Architekten mangelt es selten an Selbstbewusstsein. Entsprechend beginnt Hans Kollhoff, ehemals Assistent von Oswald Mathias Ungers an der Cornell University, sein Gespräch mit dessen Biograf Jasper Cepl ganz selbstverständlich mit einer Provokation. Er betont, er wäre ohne Ungers nicht der geworden, der er ist, stellt dann aber fest: „Als ich den Vortrag über Ungers vorbereitete und durch meine unzähligen Dias aus dieser Zeit ging, sagte ich mir, ich müsste doch eigentlich mit einem Foto eines Gebäudes von Ungers, das ich richtig toll finde, aufhören. Doch das habe ich nicht gefunden.“

Anschließend versuchen die beiden in munterem Zwiegespräch herauszufinden, weshalb es Ungers‘ Ideen und nicht seine Bauten sind, die sie beschäftigen. Auch hat sich dieser nicht dafür interessiert, wie seine Ideen umgesetzt wurden. Ungers „typisch moderner Essenzialismus“, so Cepl, stehe für die Zumutung einer „radikalen Verkunstung des Lebens“. „Man wurde“, so Kollhoff abschließend, „dazu inspiriert, aus den Bruchstücken etwas Neues, Faszinierendes zu entwickeln. Dafür hat er das intellektuelle Potenzial geliefert und die Sprache dazu. Das ist Ungers.“

Aus vielen Bruchstücken etwas Neues schaffen, was braucht es dazu? Woher beziehen Architektinnen und Architekten das Material, aus dem sie schöpfen? Welche Rolle spielen Vorbilder, Kindheitserinnerungen, biografische Zufälligkeiten wie Bilder, Musik oder gesammelte Dinge? Wie beeinflusst all das die eigene baukünstlerische Arbeit? Was ist es, das jemand, der selbst baut, über Architektur nachdenkt und sie womöglich lehrt, an einem Architekten fasziniert, dem eine bestimmte Position in der Architekturgeschichte zugeschrieben wird?

Aus der Publikation „architects on architects“, Hirmer Verlag (S. 82-83).
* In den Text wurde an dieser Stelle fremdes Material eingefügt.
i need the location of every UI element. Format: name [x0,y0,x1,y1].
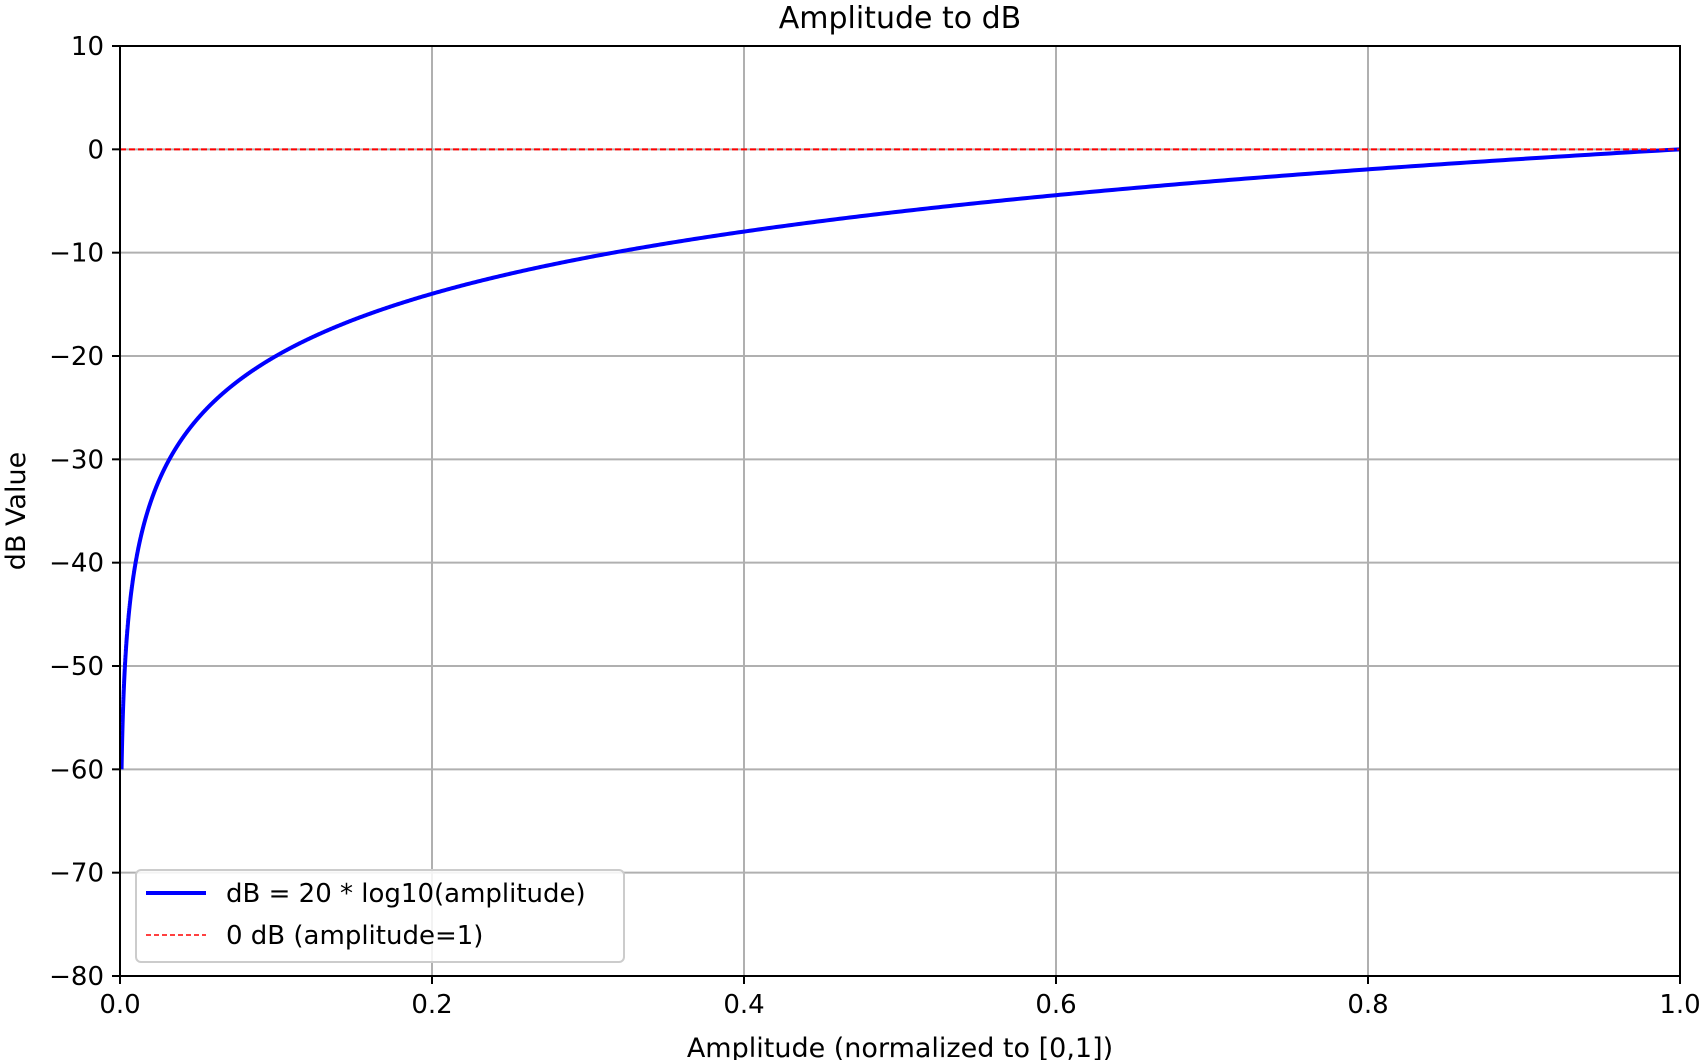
plot-frame [119,45,1681,977]
y-tick-label: 0 [87,135,104,165]
legend-label-zero-db: 0 dB (amplitude=1) [226,921,483,951]
y-tick-label: −80 [49,962,104,992]
y-tick-label: −20 [49,342,104,372]
y-axis-label: dB Value [1,452,32,570]
y-tick-label: 10 [71,32,104,62]
legend: dB = 20 * log10(amplitude) 0 dB (amplitu… [135,869,625,963]
y-tick-label: −60 [49,755,104,785]
legend-box [135,869,625,963]
x-tick-label: 1.0 [1659,990,1700,1020]
y-tick-label: −10 [49,239,104,269]
x-axis-label: Amplitude (normalized to [0,1]) [687,1033,1113,1060]
x-tick-label: 0.0 [99,990,140,1020]
x-tick-label: 0.4 [723,990,764,1020]
grid [119,45,1681,977]
y-tick-label: −70 [49,859,104,889]
chart-title: Amplitude to dB [779,1,1022,36]
x-axis: 0.0 0.2 0.4 0.6 0.8 1.0 [99,976,1701,1020]
y-tick-label: −50 [49,652,104,682]
x-tick-label: 0.6 [1035,990,1076,1020]
series-db-curve-line [119,147,1681,771]
y-tick-label: −30 [49,445,104,475]
y-tick-label: −40 [49,549,104,579]
legend-label-db-curve: dB = 20 * log10(amplitude) [226,879,586,909]
x-tick-label: 0.8 [1347,990,1388,1020]
x-tick-label: 0.2 [411,990,452,1020]
series-layer [119,147,1681,771]
y-axis: 10 0 −10 −20 −30 −40 −50 −60 −70 −80 [49,32,120,992]
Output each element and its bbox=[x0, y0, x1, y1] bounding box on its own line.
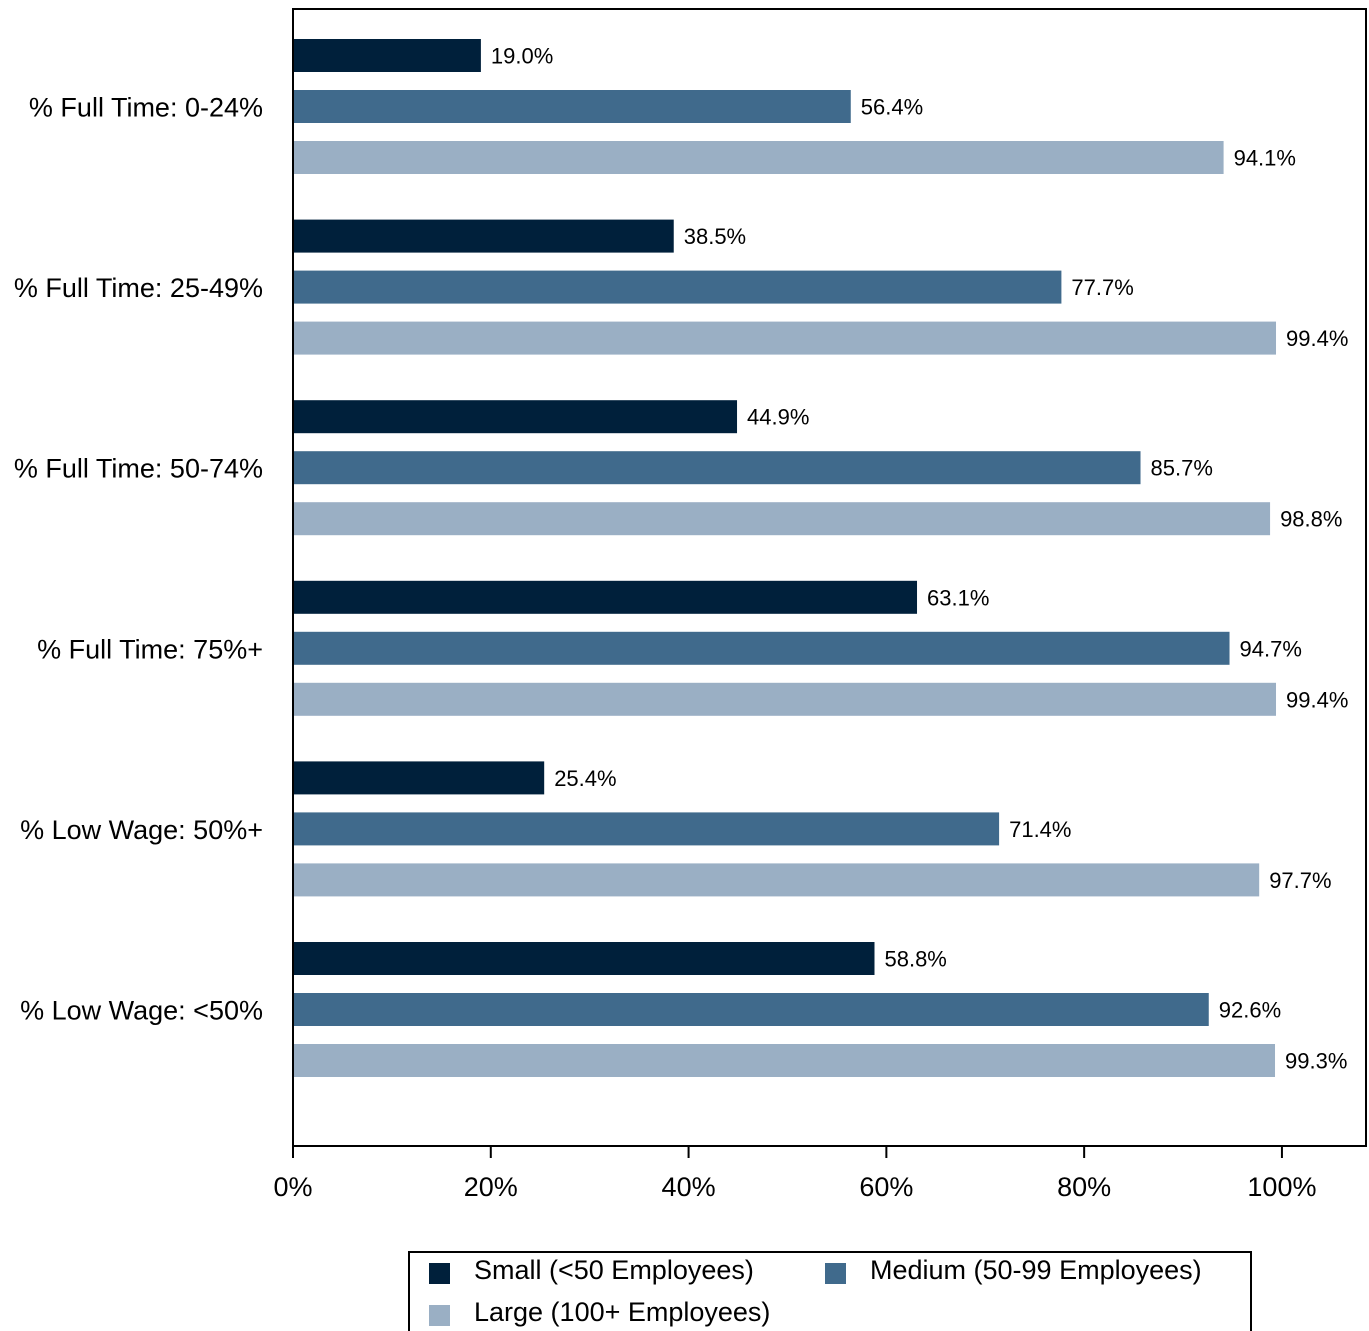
data-label: 94.7% bbox=[1240, 636, 1302, 661]
data-label: 19.0% bbox=[491, 44, 553, 69]
bar-medium-0 bbox=[294, 90, 851, 123]
x-tick-label: 80% bbox=[1057, 1172, 1111, 1202]
data-label: 99.4% bbox=[1286, 687, 1348, 712]
bar-small-1 bbox=[294, 219, 674, 253]
bar-large-1 bbox=[294, 321, 1277, 355]
legend: Small (<50 Employees) Medium (50-99 Emplo… bbox=[408, 1251, 1252, 1331]
legend-swatch bbox=[429, 1305, 450, 1326]
legend-label: Large (100+ Employees) bbox=[474, 1297, 770, 1327]
x-tick-label: 20% bbox=[464, 1172, 518, 1202]
bar-small-3 bbox=[294, 580, 918, 614]
data-label: 25.4% bbox=[554, 766, 616, 791]
legend-label: Small (<50 Employees) bbox=[474, 1255, 754, 1285]
bar-small-2 bbox=[294, 400, 738, 434]
data-label: 99.3% bbox=[1285, 1049, 1347, 1074]
category-label: % Full Time: 0-24% bbox=[29, 93, 263, 123]
bar-small-5 bbox=[294, 942, 875, 975]
data-label: 56.4% bbox=[861, 95, 923, 120]
data-label: 94.1% bbox=[1234, 146, 1296, 171]
category-label: % Full Time: 75%+ bbox=[37, 634, 263, 664]
data-label: 77.7% bbox=[1071, 275, 1133, 300]
x-tick-label: 40% bbox=[662, 1172, 716, 1202]
bar-large-2 bbox=[294, 502, 1271, 536]
legend-swatch bbox=[429, 1263, 450, 1284]
bar-small-0 bbox=[294, 39, 481, 72]
x-axis: 0% 20% 40% 60% 80% 100% bbox=[273, 1146, 1316, 1202]
data-label: 71.4% bbox=[1009, 817, 1071, 842]
x-tick-label: 60% bbox=[859, 1172, 913, 1202]
legend-label: Medium (50-99 Employees) bbox=[870, 1255, 1202, 1285]
data-label: 99.4% bbox=[1286, 326, 1348, 351]
bar-medium-4 bbox=[294, 812, 1000, 846]
x-tick-label: 100% bbox=[1247, 1172, 1316, 1202]
value-labels-layer: 19.0% 56.4% 94.1% 38.5% 77.7% 99.4% 44.9% 85.7%… bbox=[491, 44, 1348, 1074]
category-label: % Full Time: 25-49% bbox=[14, 273, 263, 303]
legend-swatch bbox=[825, 1263, 846, 1284]
category-labels-layer: % Full Time: 0-24% % Full Time: 25-49% % F… bbox=[14, 93, 263, 1026]
bar-medium-2 bbox=[294, 451, 1141, 485]
data-label: 44.9% bbox=[747, 405, 809, 430]
data-label: 92.6% bbox=[1219, 998, 1281, 1023]
category-label: % Low Wage: <50% bbox=[20, 996, 263, 1026]
plot-area-frame bbox=[292, 8, 1367, 1147]
bar-medium-5 bbox=[294, 993, 1209, 1026]
bar-medium-3 bbox=[294, 631, 1230, 665]
bar-medium-1 bbox=[294, 270, 1062, 304]
data-label: 85.7% bbox=[1151, 456, 1213, 481]
x-tick-label: 0% bbox=[273, 1172, 312, 1202]
category-label: % Full Time: 50-74% bbox=[14, 454, 263, 484]
bar-large-3 bbox=[294, 682, 1277, 716]
category-label: % Low Wage: 50%+ bbox=[20, 815, 263, 845]
data-label: 63.1% bbox=[927, 585, 989, 610]
data-label: 58.8% bbox=[884, 947, 946, 972]
data-label: 97.7% bbox=[1269, 868, 1331, 893]
bar-small-4 bbox=[294, 761, 545, 795]
bar-large-4 bbox=[294, 863, 1260, 897]
data-label: 98.8% bbox=[1280, 507, 1342, 532]
bar-large-0 bbox=[294, 141, 1224, 174]
bars-layer bbox=[294, 39, 1277, 1077]
bar-large-5 bbox=[294, 1044, 1276, 1077]
data-label: 38.5% bbox=[684, 224, 746, 249]
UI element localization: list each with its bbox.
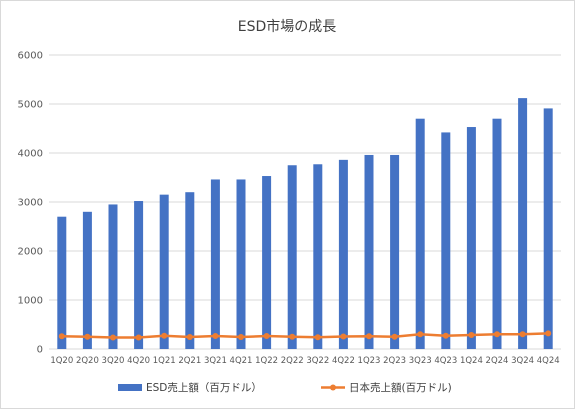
x-tick-label: 1Q22: [255, 356, 278, 366]
gridlines: [49, 54, 561, 350]
x-tick-label: 2Q21: [178, 356, 201, 366]
bar-esd-1Q20: [57, 216, 67, 349]
point-japan-1Q22: [263, 333, 270, 340]
bar-esd-2Q22: [287, 165, 297, 349]
point-japan-4Q22: [340, 333, 347, 340]
bar-esd-3Q24: [518, 98, 528, 350]
point-japan-2Q21: [186, 333, 193, 340]
y-axis-ticks: 0 1000 2000 3000 4000 5000 6000: [18, 51, 43, 356]
bar-esd-1Q22: [262, 176, 272, 349]
point-japan-3Q21: [212, 333, 219, 340]
line-japan: [61, 332, 549, 339]
point-japan-3Q20: [110, 334, 116, 341]
bar-esd-1Q24: [466, 127, 476, 349]
point-japan-4Q20: [135, 334, 142, 341]
point-japan-3Q22: [314, 334, 321, 341]
bar-esd-4Q21: [236, 179, 246, 349]
legend-label-bar: ESD売上額（百万ドル）: [146, 381, 262, 394]
bar-esd-3Q23: [415, 118, 425, 349]
x-tick-label: 2Q23: [383, 356, 406, 366]
point-japan-2Q20: [84, 333, 91, 340]
y-tick-label: 6000: [18, 51, 43, 62]
x-tick-label: 4Q21: [230, 356, 253, 366]
point-japan-4Q21: [238, 333, 244, 340]
bar-esd-3Q20: [108, 204, 118, 349]
x-tick-label: 3Q23: [409, 356, 432, 366]
point-japan-2Q22: [289, 333, 296, 340]
point-japan-1Q20: [58, 333, 65, 340]
bar-esd-2Q20: [82, 211, 92, 349]
legend: ESD売上額（百万ドル） 日本売上額(百万ドル): [118, 381, 452, 394]
x-tick-label: 1Q23: [358, 356, 381, 366]
point-japan-2Q23: [391, 333, 398, 340]
x-tick-label: 2Q24: [486, 356, 509, 366]
bar-esd-1Q21: [159, 194, 169, 349]
x-tick-label: 4Q24: [537, 356, 560, 366]
x-tick-label: 4Q20: [127, 356, 150, 366]
bar-esd-2Q24: [492, 118, 502, 349]
bar-esd-3Q22: [313, 164, 323, 349]
point-japan-3Q23: [417, 331, 424, 338]
bar-esd-4Q20: [134, 201, 144, 349]
y-tick-label: 2000: [18, 247, 43, 258]
x-tick-label: 4Q23: [434, 356, 457, 366]
bar-esd-2Q23: [390, 154, 400, 349]
y-tick-label: 5000: [18, 100, 43, 111]
point-japan-4Q23: [442, 332, 449, 339]
point-japan-3Q24: [519, 331, 526, 338]
legend-swatch-bar: [118, 384, 142, 391]
x-tick-label: 1Q24: [460, 356, 483, 366]
x-tick-label: 3Q24: [511, 356, 534, 366]
bar-esd-4Q23: [441, 132, 451, 349]
x-tick-label: 1Q20: [50, 356, 73, 366]
point-japan-4Q24: [545, 330, 552, 337]
bar-esd-2Q21: [185, 192, 195, 349]
y-tick-label: 0: [37, 345, 43, 356]
y-tick-label: 4000: [18, 149, 43, 160]
bar-esd-1Q23: [364, 154, 374, 349]
point-japan-2Q24: [494, 331, 500, 338]
x-tick-label: 3Q20: [102, 356, 125, 366]
bar-esd-4Q24: [543, 108, 553, 349]
x-tick-label: 4Q22: [332, 356, 355, 366]
x-tick-label: 2Q20: [76, 356, 99, 366]
x-tick-label: 3Q21: [204, 356, 227, 366]
bar-esd-3Q21: [210, 179, 220, 349]
point-japan-1Q24: [468, 332, 475, 339]
bar-esd-4Q22: [338, 159, 348, 349]
x-tick-label: 1Q21: [153, 356, 176, 366]
line-series: [58, 330, 552, 341]
legend-label-line: 日本売上額(百万ドル): [349, 381, 452, 394]
y-tick-label: 1000: [18, 296, 43, 307]
x-axis-ticks: 1Q20 2Q20 3Q20 4Q20 1Q21 2Q21 3Q21 4Q21 1Q22 2Q22…: [50, 356, 559, 366]
bar-series: [57, 98, 553, 350]
chart-title: ESD市場の成長: [238, 18, 337, 35]
x-tick-label: 2Q22: [281, 356, 304, 366]
x-tick-label: 3Q22: [306, 356, 329, 366]
legend-swatch-marker: [330, 384, 336, 391]
point-japan-1Q21: [161, 332, 168, 339]
point-japan-1Q23: [366, 333, 372, 340]
y-tick-label: 3000: [18, 198, 43, 209]
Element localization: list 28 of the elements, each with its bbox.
Abb. Carlo Scarpa, Olivetti Showroom Venedig 1957-1958. Fotografie: seier+seier

Wahlverwandtschaften

Die Gespräche des Bandes „architects on architects“ gehen ursprünglich auf eine Veranstaltungsreihe der Fakultät für Architektur zurück, die 2018 im Rahmen der 150 Jahrfeier der Technischen Universität München stattgefunden hat: Namhafte Architektinnen und Architekten unserer Zeit referierten über den Einfluss von Vertretern früherer Generationen auf ihre Haltung zur Architektur, anschließend wurde ihre Perspektive im Austausch mit einem Gegenüber vertieft, hinterfragt und erweitert.

Der Blick in die Geschichte und auf einzelne Wahlverwandtschaften lohnt allein schon deshalb, weil er hilft, das Bild scharfzustellen, das sich die Teilnehmer von sich selbst und ihrem Tun machen. Also spricht Arno Lederer zusammen mit Philip Ursprung über Sigurd Lewerentz; Hans Kollhoff und Jasper Cepl untersuchen Ideen und Bauten von Oswald Mathias Ungers; Tom Emerson und Monika Sosnowska blicken auf das Monument Ludwig Mies van der Rohe. Mario Botta denkt gemeinsam mit Pippo Ciorra über Louis I. Kahn nach, Momoyo Kaijima mit Lise Juel über Jørn Utzon. Donatella Fioretti und Olaf Nicolai sprechen über Walter Gropius und László Moholy-Nagy; Alberto Campo Baeza betrachtet Alejandro de la Sota, José Ortega y Gasset und T.S. Eliot; und Christian Kerez unterhält sich mit Stephan Trüby über Francesco Borromini und wie er im 20. Jahrhundert rezipiert wurde.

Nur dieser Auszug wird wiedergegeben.